Michelle Trager is a mom from Montgomery, a Chicago suburb. Trager has an adoptive son who struggles with mental illness. Trager's son was only able to get into residential treatment after being charged by the Illinois Department of Juvenile Justice, which found him a danger to himself and others.
Trager says her son is neurodiverse, not a criminal. But residential care can only be accessed through certain channels like DCFS or IDJJ.
The facility Trager looked at reserves 95% of beds for DCFS youth, leaving the other 5% for justice system referrals and kids with private insurance.
“The facility said, No, we have too many kids on the DCFS waiting list, and the waitlist can be six to 12 months. So this is a really important fact is that there's a very limited number of residential treatment facilities in this state,” said Trager.
If Kifowit's bill were to pass as initially filed, it aimed to ease the DCFS blockage and make room in care for neurodiverse kids across the state. However, it failed to win enough support in the House Mental Health committee.
Kifowit has since filed an amendment, which replaces the bill with language to create the Holistic Mental Health Care for Youth in Care Task Force.
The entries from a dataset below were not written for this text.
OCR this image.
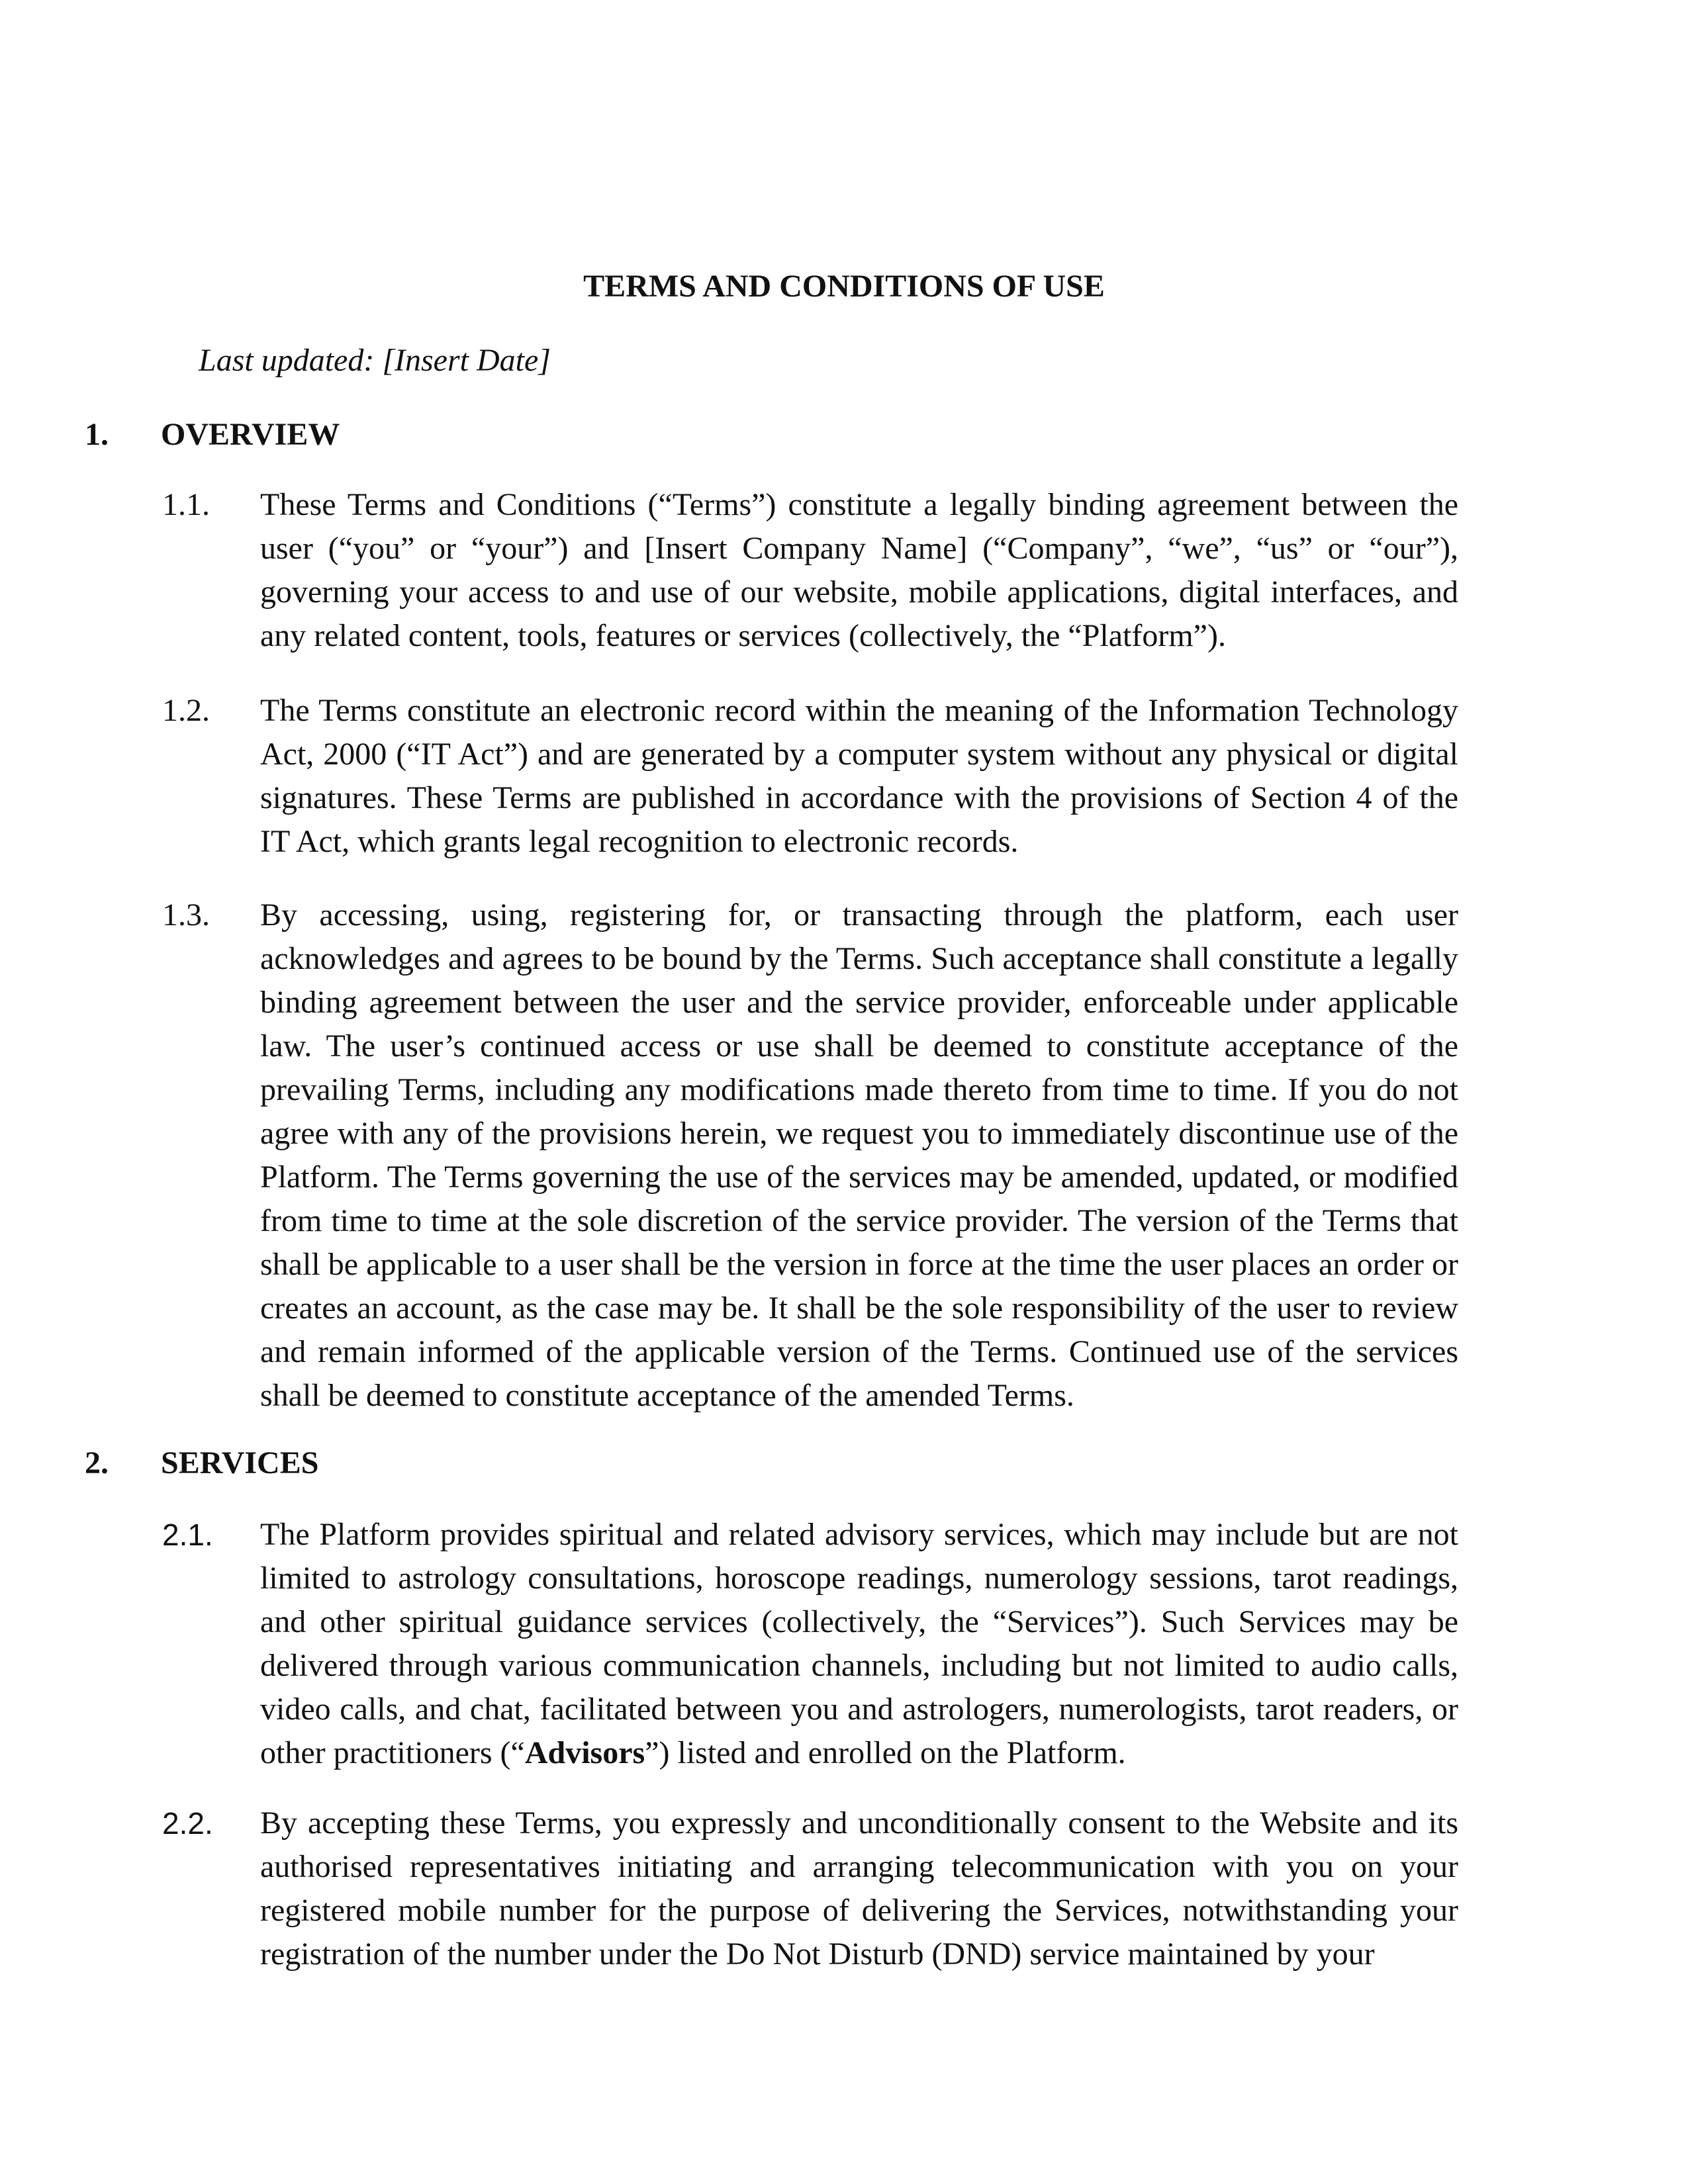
TERMS AND CONDITIONS OF USE
Last updated: [Insert Date]
1. OVERVIEW
1.1. These Terms and Conditions (“Terms”) constitute a legally binding agreement between the user (“you” or “your”) and [Insert Company Name] (“Company”, “we”, “us” or “our”), governing your access to and use of our website, mobile applications, digital interfaces, and any related content, tools, features or services (collectively, the “Platform”).
1.2. The Terms constitute an electronic record within the meaning of the Information Technology Act, 2000 (“IT Act”) and are generated by a computer system without any physical or digital signatures. These Terms are published in accordance with the provisions of Section 4 of the IT Act, which grants legal recognition to electronic records.
1.3. By accessing, using, registering for, or transacting through the platform, each user acknowledges and agrees to be bound by the Terms. Such acceptance shall constitute a legally binding agreement between the user and the service provider, enforceable under applicable law. The user’s continued access or use shall be deemed to constitute acceptance of the prevailing Terms, including any modifications made thereto from time to time. If you do not agree with any of the provisions herein, we request you to immediately discontinue use of the Platform. The Terms governing the use of the services may be amended, updated, or modified from time to time at the sole discretion of the service provider. The version of the Terms that shall be applicable to a user shall be the version in force at the time the user places an order or creates an account, as the case may be. It shall be the sole responsibility of the user to review and remain informed of the applicable version of the Terms. Continued use of the services shall be deemed to constitute acceptance of the amended Terms.
2. SERVICES
2.1. The Platform provides spiritual and related advisory services, which may include but are not limited to astrology consultations, horoscope readings, numerology sessions, tarot readings, and other spiritual guidance services (collectively, the “Services”). Such Services may be delivered through various communication channels, including but not limited to audio calls, video calls, and chat, facilitated between you and astrologers, numerologists, tarot readers, or other practitioners (“Advisors”) listed and enrolled on the Platform.
2.2. By accepting these Terms, you expressly and unconditionally consent to the Website and its authorised representatives initiating and arranging telecommunication with you on your registered mobile number for the purpose of delivering the Services, notwithstanding your registration of the number under the Do Not Disturb (DND) service maintained by your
This bill isn't the only one focused on the mental health of Illinois children. State Sen. Meg Loughran Cappel is sponsoring SB 3889, which would establish the Children Mental Health Council to create safety plans for children who need residential care.
The bill would create blueprints for crisis care before a child is in crisis. Loughran Cappel has worked with Trager, the state’s board of education, DCFS, and others to potentially create this council to evaluate residential care and treatment pipelines.
Loughran Cappel's bill has passed the Senate. Kifowit's bill is waiting to be read on the House floor, as amended.
Despite differing ideas of how to approach mental wellness, everyone seems to agree on one thing. As Kifowit said:
“If you have a trusted physician that sees your children once a year for physical, to make sure their weight and their you know, their eyes and the reflexes and everything is fine, why don't we do that for mental health to just have a quick, you know, physical checkup that says, How are you doing? How are things going?”
DCFS has been contacted six times over the past three weeks for comment on these bills and has not responded.